Feeling, watching and imagining our life with baby has been just that.  Our life with baby.  I've thought a lot of being overwhelmed with the care of my new little one and my older little one.  I've wondered how it can be possible that there's room for all four of us in my brain together.  I've thought about coping quite a bit.  I've considered locking myself in the bathroom for privacy.

As we get closer and closer to the arrival of this new family member I realize more and more how sacred this time is right now.  I consider how important it is for the three of us to be the three of us.  How we may all miss being The Hopkins 3 tremendously.  Because as soon as the first breath is breathed we will always be 4.  No matter the moment, our family will be incomplete unless all 4 of us are snuggled under one room, around one table, in one bed.  When I have adult children my heart will forever be stretched in 2 directions, watching them, waiting for them, missing them.

So here I sit, quite patiently awaiting the arrival of mystery babe just trying to enjoy these last weeks of our family just the way it is.  Holding on tight to who we are right now while we're waiting for our hearts to expand for our new baby.

Friday, January 18, 2013

Around Our Home.







It's surprisingly still this morning.  Bread rising and "birthday cake" being made by our little one.  Abandoned rocket ships and fish dinners strewn about the living room.  A little wiggler in my belly, filling me with hope, excitement and slight exhaustion.  Bits of breakfast waiting for the house guest of our family this morning.  All sorts of waiting, preparation and creation about these parts these days.  A cozy nest to settle into as the cold whips outside and the sunlight streams in.  Feeling thankful for these mornings when we're all under one roof together.

Monday, January 7, 2013

Winter Days


I guess we all get a bit stir crazy sometimes.  2.5 year olds included.



Tuesday, January 1, 2013

The Best of 2012

Discovering this baby belly.

A truly busy and exhausting summer.

Forgetting last winter away with the best of friends.

Holding hands with my husband for yet another year.
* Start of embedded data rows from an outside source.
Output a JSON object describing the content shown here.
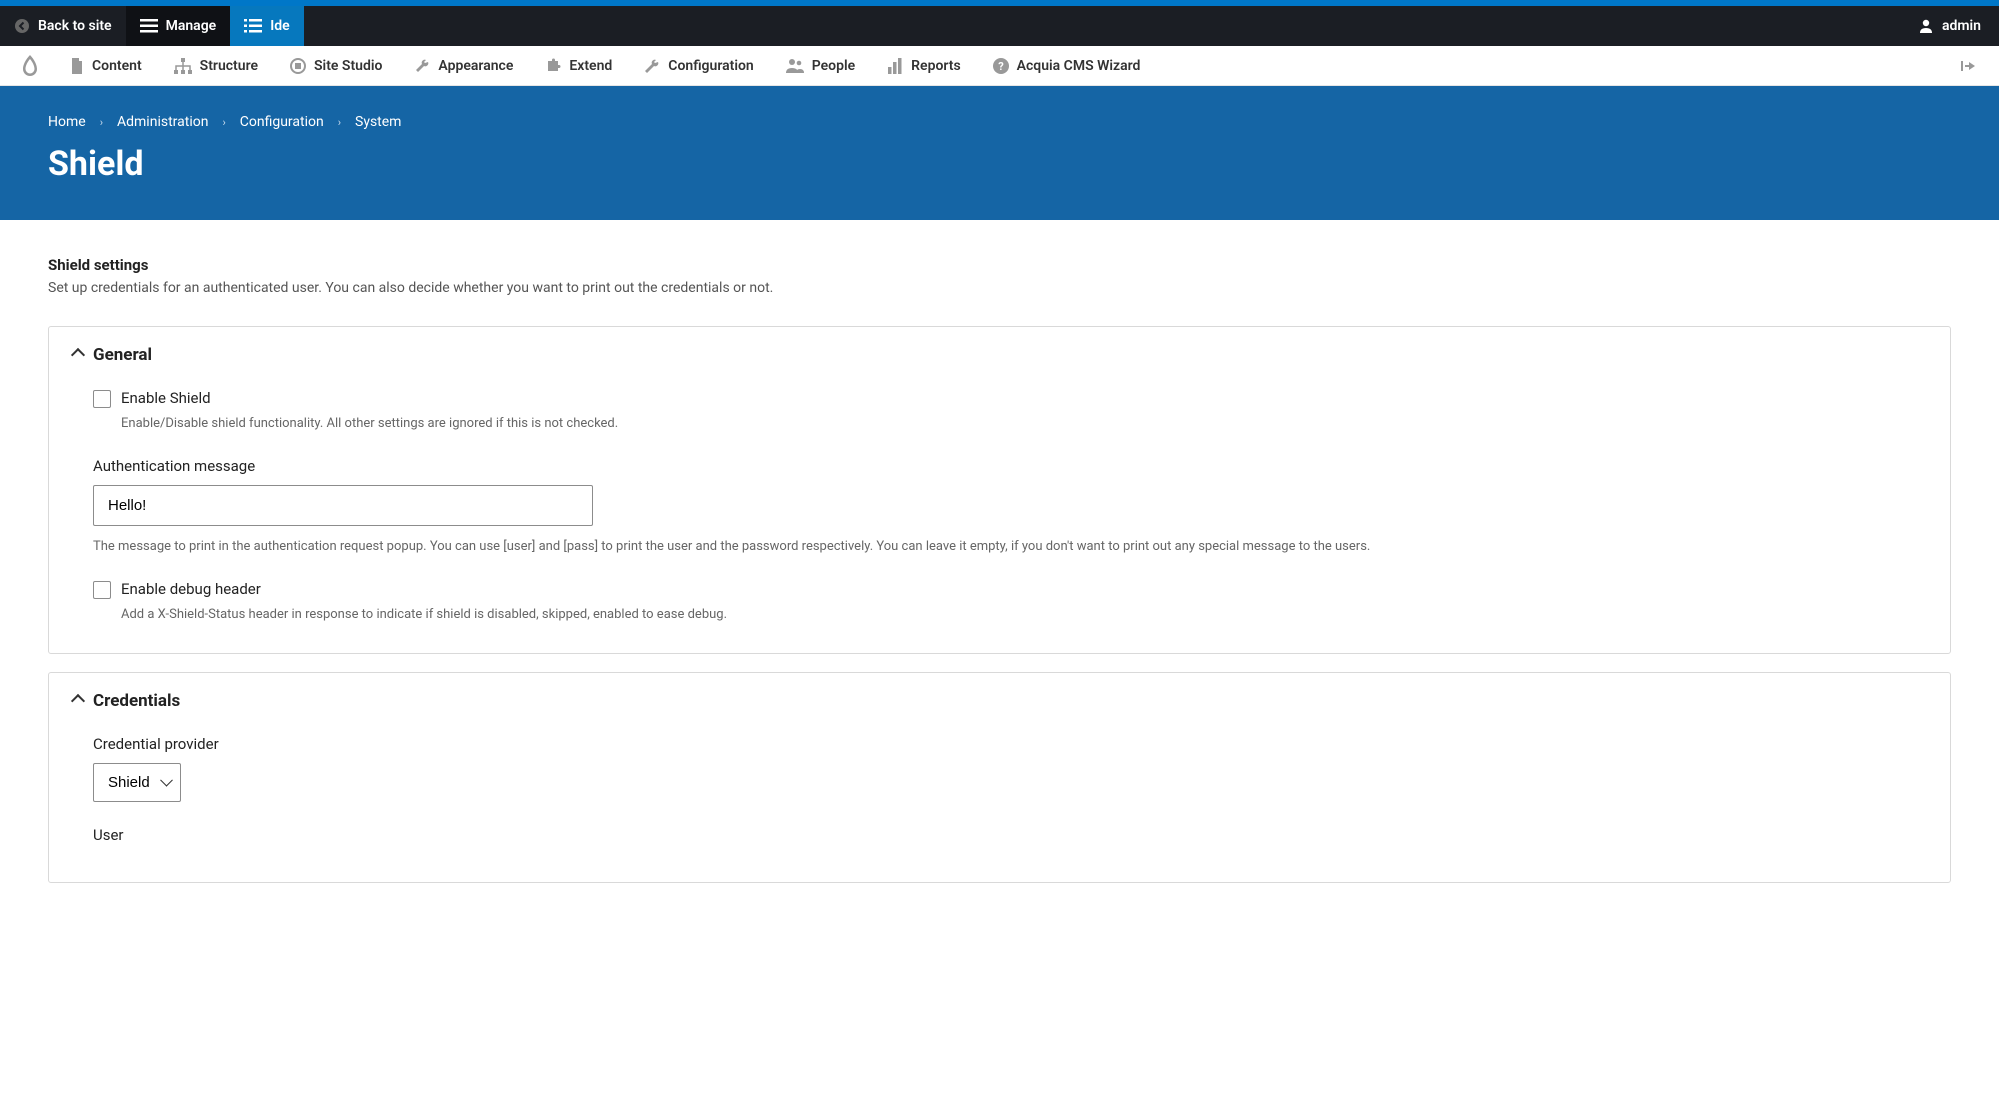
{
  "toolbar": {
    "back": "Back to site",
    "manage": "Manage",
    "ide": "Ide",
    "user": "admin"
  },
  "adminMenu": {
    "items": [
      {
        "label": "Content"
      },
      {
        "label": "Structure"
      },
      {
        "label": "Site Studio"
      },
      {
        "label": "Appearance"
      },
      {
        "label": "Extend"
      },
      {
        "label": "Configuration"
      },
      {
        "label": "People"
      },
      {
        "label": "Reports"
      },
      {
        "label": "Acquia CMS Wizard"
      }
    ]
  },
  "breadcrumb": {
    "items": [
      "Home",
      "Administration",
      "Configuration",
      "System"
    ]
  },
  "pageTitle": "Shield",
  "settings": {
    "title": "Shield settings",
    "desc": "Set up credentials for an authenticated user. You can also decide whether you want to print out the credentials or not."
  },
  "general": {
    "legend": "General",
    "enableShield": {
      "label": "Enable Shield",
      "desc": "Enable/Disable shield functionality. All other settings are ignored if this is not checked."
    },
    "authMessage": {
      "label": "Authentication message",
      "value": "Hello!",
      "desc": "The message to print in the authentication request popup. You can use [user] and [pass] to print the user and the password respectively. You can leave it empty, if you don't want to print out any special message to the users."
    },
    "debugHeader": {
      "label": "Enable debug header",
      "desc": "Add a X-Shield-Status header in response to indicate if shield is disabled, skipped, enabled to ease debug."
    }
  },
  "credentials": {
    "legend": "Credentials",
    "provider": {
      "label": "Credential provider",
      "value": "Shield"
    },
    "user": {
      "label": "User"
    }
  }
}
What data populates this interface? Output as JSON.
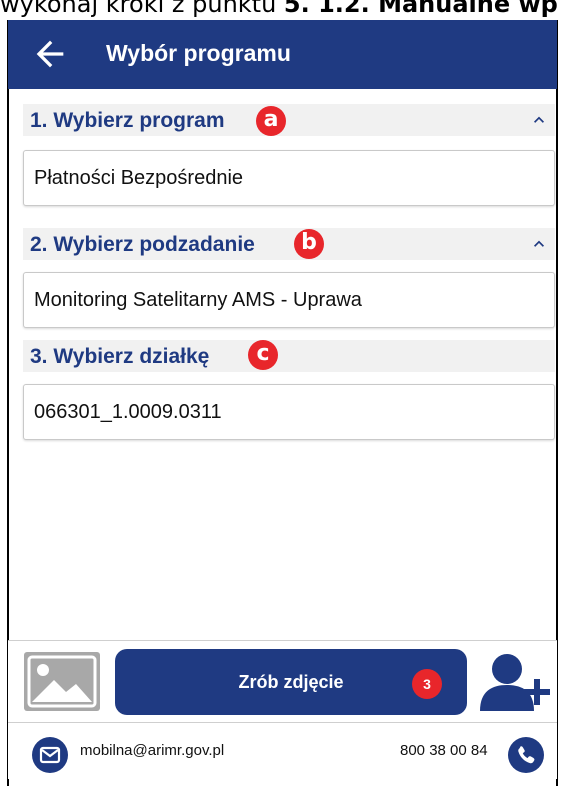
{
  "caption": {
    "prefix": "wykonaj kroki z punktu ",
    "bold": "5. 1.2. Manualne wp"
  },
  "appbar": {
    "title": "Wybór programu"
  },
  "sections": [
    {
      "label": "1. Wybierz program",
      "badge": "a",
      "value": "Płatności Bezpośrednie"
    },
    {
      "label": "2. Wybierz podzadanie",
      "badge": "b",
      "value": "Monitoring Satelitarny AMS - Uprawa"
    },
    {
      "label": "3. Wybierz działkę",
      "badge": "c",
      "value": "066301_1.0009.0311"
    }
  ],
  "bottom": {
    "photo_button": "Zrób zdjęcie",
    "count_badge": "3"
  },
  "footer": {
    "email": "mobilna@arimr.gov.pl",
    "phone": "800 38 00 84"
  },
  "colors": {
    "primary": "#1f3a82",
    "badge": "#e8262b",
    "header_bg": "#f1f1f1"
  },
  "icons": {
    "back": "arrow-left-icon",
    "collapse": "chevron-up-icon",
    "gallery": "image-icon",
    "add_user": "user-add-icon",
    "mail": "mail-icon",
    "phone": "phone-icon"
  }
}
Watching our girl grow and grow and change and communicate.

Being a parent, with all the joys, the sadness and even the anger.

Understanding contentment and allowing it to roll off of me once again.

Feeling the pain and solace in grief and learning to find the celebrations as well.

Finding the littlest ways to be creative and make a home for the arts in my life once again.

Loving the slow and gradual changes of Eat Local Eastport and my role as a businesswoman.